Das ist schon etwas ganz Besonderes; und wir Erwachsenen können es uns fast gar nicht mehr vorstellen, wie besonders diese Begegnung mit Jesus in der ersten Kommunion ist.

Jesus ist bei uns. Er ist ganz da. Er ist für uns da und er schenkt sich uns unter der Gestalt dieses winzigen Stücks Brot. Er ist da. Gott ist da für uns. Hier und Jetzt. Eigentlich unglaublich: Wir können Gott begegnen, ihn anfassen, ihn in uns aufnehmen. Er lässt uns nicht allein. Eine schier unfassbare Vorstellung und doch der Kern unseres Christseins.

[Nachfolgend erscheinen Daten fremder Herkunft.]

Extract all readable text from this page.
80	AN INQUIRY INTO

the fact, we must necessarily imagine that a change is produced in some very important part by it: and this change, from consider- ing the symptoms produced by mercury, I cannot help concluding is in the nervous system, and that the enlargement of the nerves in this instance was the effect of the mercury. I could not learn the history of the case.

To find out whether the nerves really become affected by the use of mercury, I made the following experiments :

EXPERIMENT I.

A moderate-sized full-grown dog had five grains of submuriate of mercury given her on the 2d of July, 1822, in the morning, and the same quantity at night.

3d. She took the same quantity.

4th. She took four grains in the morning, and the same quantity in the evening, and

Nicht nur für uns moderne, aufgeklärte Menschen ist das unvorstellbar. Auch für die ersten Christen war das so. An den letzten Sonntagen haben wir immer wieder im Evangelium gehört: Jesu sagt es seinen Jüngern, und er sagt uns: Ich gehe zwar fort. Ich gehe zum Vater, und ihr werdet mich nicht mehr sehen, aber ich bleibe doch bei Euch.  Jesus sagt uns: Auch dann, wenn ihr mich nicht mehr seht, lasse ich euch nicht als Waisen zurück. Ich bleibe bei euch. Ich schenke Euch meinen Geist. Den Geist der Wahrheit.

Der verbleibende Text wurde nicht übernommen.